Tapa de El Dilema de Penélope.

-En marzo, Pedro Palou, a raíz de su novela México, nos decía que ustedes, los mexicanos, se sienten por “completo norteamericanos”. ¿Cómo les cae, entonces, ser el pato de la boda o el patio trasero de Estados Unidos?

-Es un tema muy muy complejo porque seríamos ingratos si simplemente nos quejamos con la frase aquella de “tan lejos de Dios y tan cerca de Estados Unidos”, como si fuera un maleficio.

-Justamente Palou sacó a colación esta misma frase.

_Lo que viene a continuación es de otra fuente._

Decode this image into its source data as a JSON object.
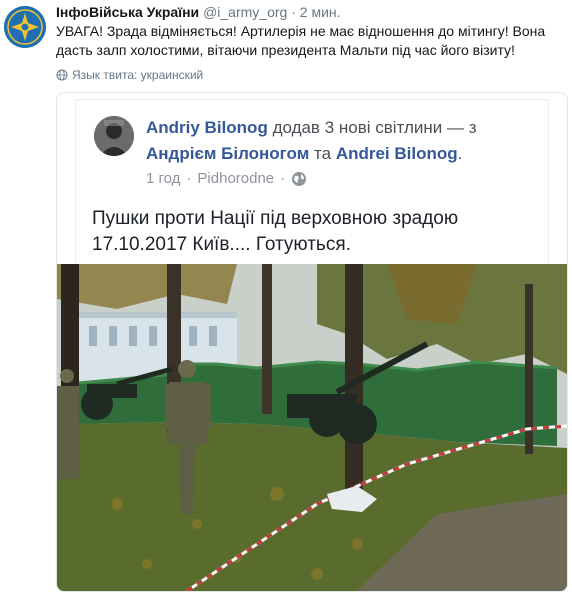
{
  "tweet": {
    "author_name": "ІнфоВійська України",
    "handle": "@i_army_org",
    "separator": "·",
    "time": "2 мин.",
    "text": "УВАГА! Зрада відміняється! Артилерія не має відношення до мітингу! Вона дасть залп холостими, вітаючи президента Мальти під час його візиту!",
    "language_note": "Язык твита: украинский"
  },
  "embedded_post": {
    "author": "Andriy Bilonog",
    "action": "додав 3 нові світлини — з",
    "tag1": "Андрієм Білоногом",
    "conj": "та",
    "tag2": "Andrei Bilonog",
    "period": ".",
    "time": "1 год",
    "dot": "·",
    "location": "Pidhorodne",
    "dot2": "·",
    "text": "Пушки проти Нації під верховною зрадою 17.10.2017 Київ.... Готуються."
  },
  "colors": {
    "accent": "#1f6fb2",
    "fb_link": "#365899",
    "muted": "#657786",
    "fence_green": "#2f6e3b",
    "grass": "#5a6b2e"
  },
  "icons": {
    "avatar": "ministry-emblem-icon",
    "language": "globe-icon",
    "privacy": "public-globe-icon"
  }
}
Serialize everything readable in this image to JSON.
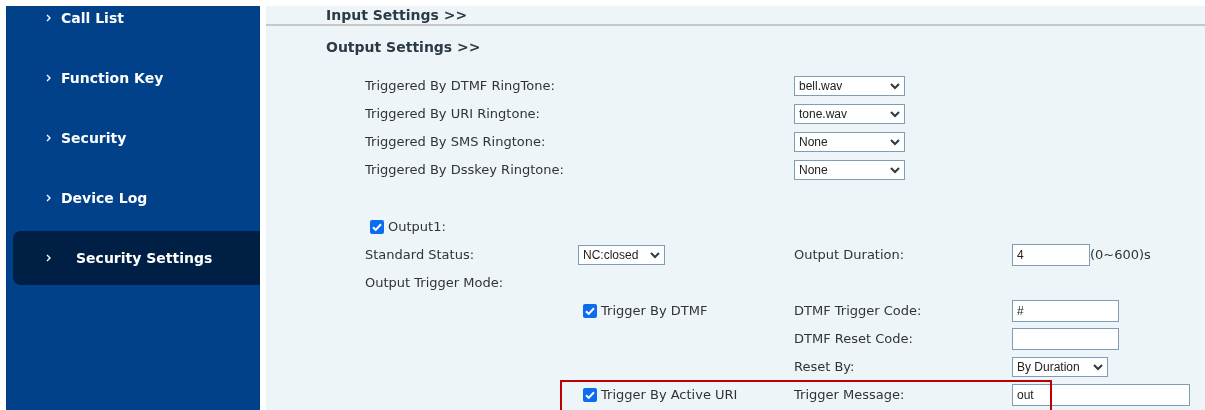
{
  "sidebar": {
    "items": [
      {
        "label": "Call List",
        "selected": false
      },
      {
        "label": "Function Key",
        "selected": false
      },
      {
        "label": "Security",
        "selected": false
      },
      {
        "label": "Device Log",
        "selected": false
      },
      {
        "label": "Security Settings",
        "selected": true
      }
    ]
  },
  "input_settings": {
    "heading": "Input Settings >>"
  },
  "output_settings": {
    "heading": "Output Settings >>",
    "ringtones": [
      {
        "label": "Triggered By DTMF RingTone:",
        "value": "bell.wav"
      },
      {
        "label": "Triggered By URI Ringtone:",
        "value": "tone.wav"
      },
      {
        "label": "Triggered By SMS Ringtone:",
        "value": "None"
      },
      {
        "label": "Triggered By Dsskey Ringtone:",
        "value": "None"
      }
    ],
    "output1": {
      "label": "Output1:",
      "checked": true
    },
    "standard_status": {
      "label": "Standard Status:",
      "value": "NC:closed"
    },
    "output_duration": {
      "label": "Output Duration:",
      "value": "4",
      "range": "(0~600)s"
    },
    "trigger_mode": {
      "label": "Output Trigger Mode:"
    },
    "triggers": [
      {
        "label": "Trigger By DTMF",
        "checked": true,
        "fields": [
          {
            "label": "DTMF Trigger Code:",
            "kind": "input",
            "value": "#"
          },
          {
            "label": "DTMF Reset Code:",
            "kind": "input"
          },
          {
            "label": "Reset By:",
            "kind": "select",
            "value": "By Duration"
          }
        ]
      },
      {
        "label": "Trigger By Active URI",
        "checked": true,
        "fields": [
          {
            "label": "Trigger Message:",
            "kind": "input",
            "value": "out"
          }
        ]
      }
    ]
  }
}
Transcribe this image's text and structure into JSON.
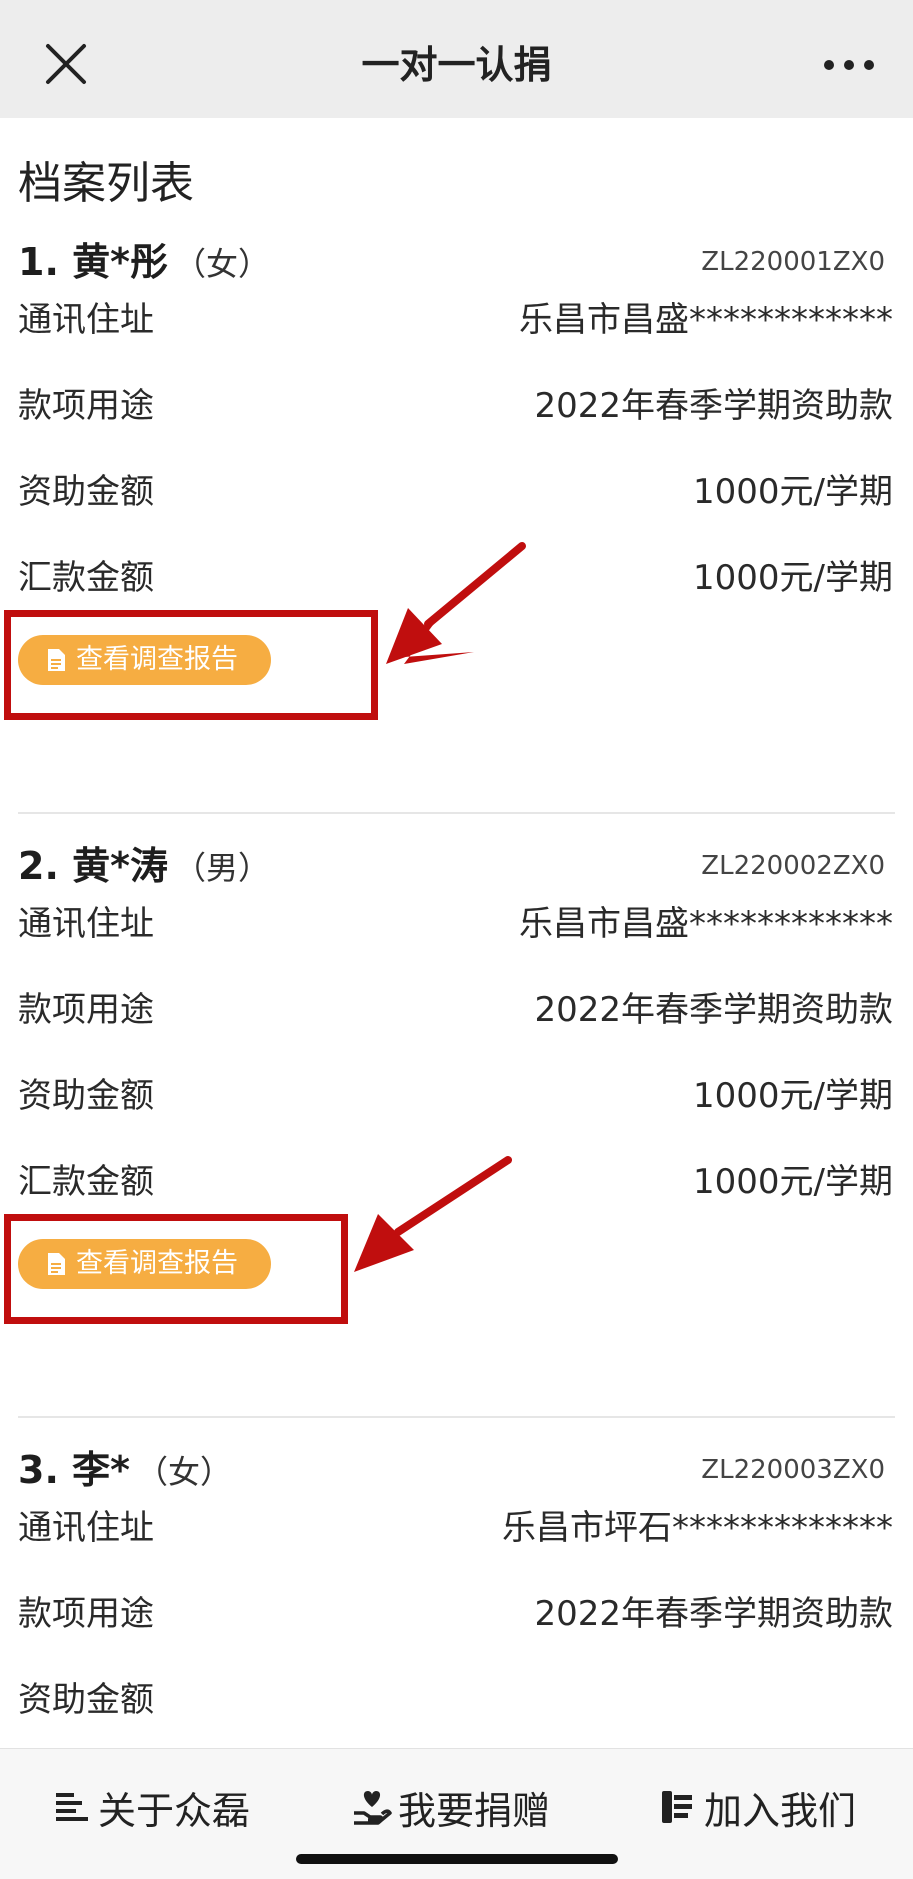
{
  "navbar": {
    "title": "一对一认捐",
    "close_icon": "close-icon",
    "more_icon": "more-icon"
  },
  "page": {
    "heading": "档案列表"
  },
  "labels": {
    "address": "通讯住址",
    "purpose": "款项用途",
    "aid_amount": "资助金额",
    "remit_amount": "汇款金额"
  },
  "records": [
    {
      "index_name": "1. 黄*彤",
      "gender": "（女）",
      "code": "ZL220001ZX0",
      "address": "乐昌市昌盛************",
      "purpose": "2022年春季学期资助款",
      "aid_amount": "1000元/学期",
      "remit_amount": "1000元/学期",
      "report_button": "查看调查报告"
    },
    {
      "index_name": "2. 黄*涛",
      "gender": "（男）",
      "code": "ZL220002ZX0",
      "address": "乐昌市昌盛************",
      "purpose": "2022年春季学期资助款",
      "aid_amount": "1000元/学期",
      "remit_amount": "1000元/学期",
      "report_button": "查看调查报告"
    },
    {
      "index_name": "3. 李*",
      "gender": "（女）",
      "code": "ZL220003ZX0",
      "address": "乐昌市坪石*************",
      "purpose": "2022年春季学期资助款"
    }
  ],
  "tabbar": {
    "items": [
      {
        "label": "关于众磊",
        "icon": "list-icon"
      },
      {
        "label": "我要捐赠",
        "icon": "donate-hand-icon"
      },
      {
        "label": "加入我们",
        "icon": "join-icon"
      }
    ]
  },
  "colors": {
    "button": "#f6ad42",
    "annotation": "#c00e0e",
    "navbar": "#ededed"
  }
}
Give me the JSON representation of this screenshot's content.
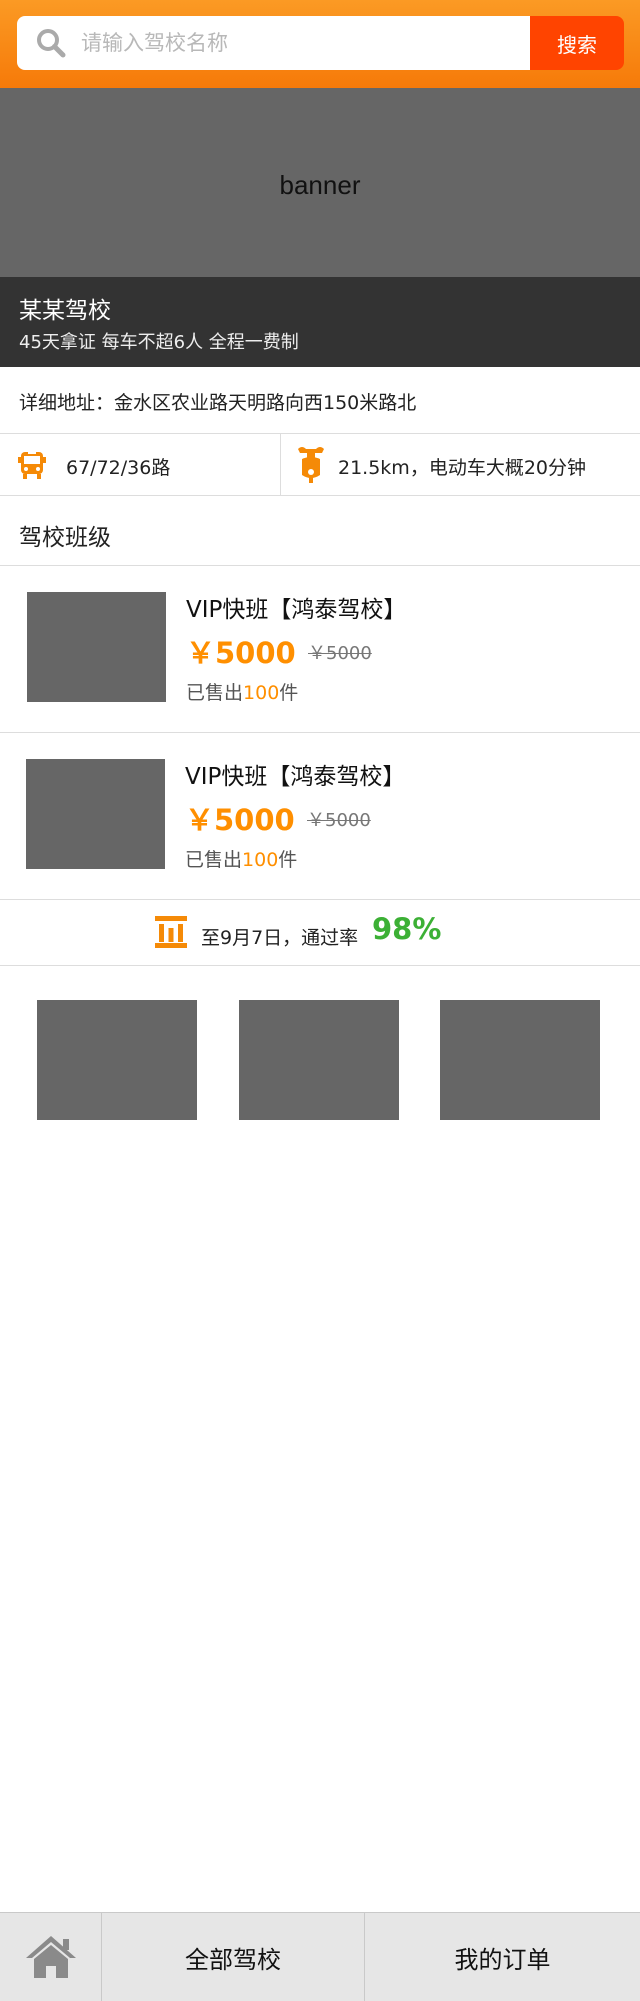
{
  "search": {
    "placeholder": "请输入驾校名称",
    "button_label": "搜索"
  },
  "banner": {
    "text": "banner"
  },
  "school": {
    "name": "某某驾校",
    "tagline": "45天拿证 每车不超6人 全程一费制",
    "address": "详细地址：金水区农业路天明路向西150米路北",
    "bus_routes": "67/72/36路",
    "distance": "21.5km，电动车大概20分钟"
  },
  "courses_section": {
    "title": "驾校班级"
  },
  "courses": [
    {
      "title": "VIP快班【鸿泰驾校】",
      "price": "￥5000",
      "old_price": "￥5000",
      "sold_prefix": "已售出",
      "sold_count": "100",
      "sold_suffix": "件"
    },
    {
      "title": "VIP快班【鸿泰驾校】",
      "price": "￥5000",
      "old_price": "￥5000",
      "sold_prefix": "已售出",
      "sold_count": "100",
      "sold_suffix": "件"
    }
  ],
  "stats": {
    "text": "至9月7日，通过率",
    "rate": "98%"
  },
  "footer": {
    "home_icon": "home-icon",
    "tabs": [
      {
        "label": "全部驾校"
      },
      {
        "label": "我的订单"
      }
    ]
  },
  "colors": {
    "header_orange": "#f67a09",
    "search_button": "#ff4400",
    "price": "#ff8f00",
    "pass_rate": "#3cb035",
    "placeholder_gray": "#666666"
  }
}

-Sería muy ingrato porque, al mismo tiempo, también hay que decirlo, la convivencia, a través de esta enorme frontera de tres mil kilómetros, con el mayor mercado de consumo del mundo, ha generado, gracias al Tratado de Libre Comercio, una integración de la economía mexicana con la estadounidense.

-¿Con qué consecuencias?

-Eso se tradujo en mucha prosperidad particularmente en el norte y en el centro del país con enormes industrias; con una porción cada vez más importante de la planta automotriz que abastece a Estados Unidos; con una derrama salarial, etcétera, etcétera. Es decir, la agroexportación ya como parte de los canales que proveen a ese país.

-Pero está la otra cara de la moneda, ¿no?

-Por otro lado, también hay que decirlo, pues sí, en estos tiempos electorales nos convertimos en la piñata para golpear.

-¿Por qué?

-Porque es el discurso preferido de los candidatos conservadores que avivan, igual que en Europa y, sobre esa lógica han crecido también los partidos fascistas de ultraderecha; avivan, repito, los temores del ciudadano común diciendo: van a venir del sur y te van a quitar el empleo y van a violar a tu hija y van a asaltarte en lo oscuro, etcétera, etcétera, con clichés que son muy parciales, muy fragmentados y, en el fondo, pues, injustos.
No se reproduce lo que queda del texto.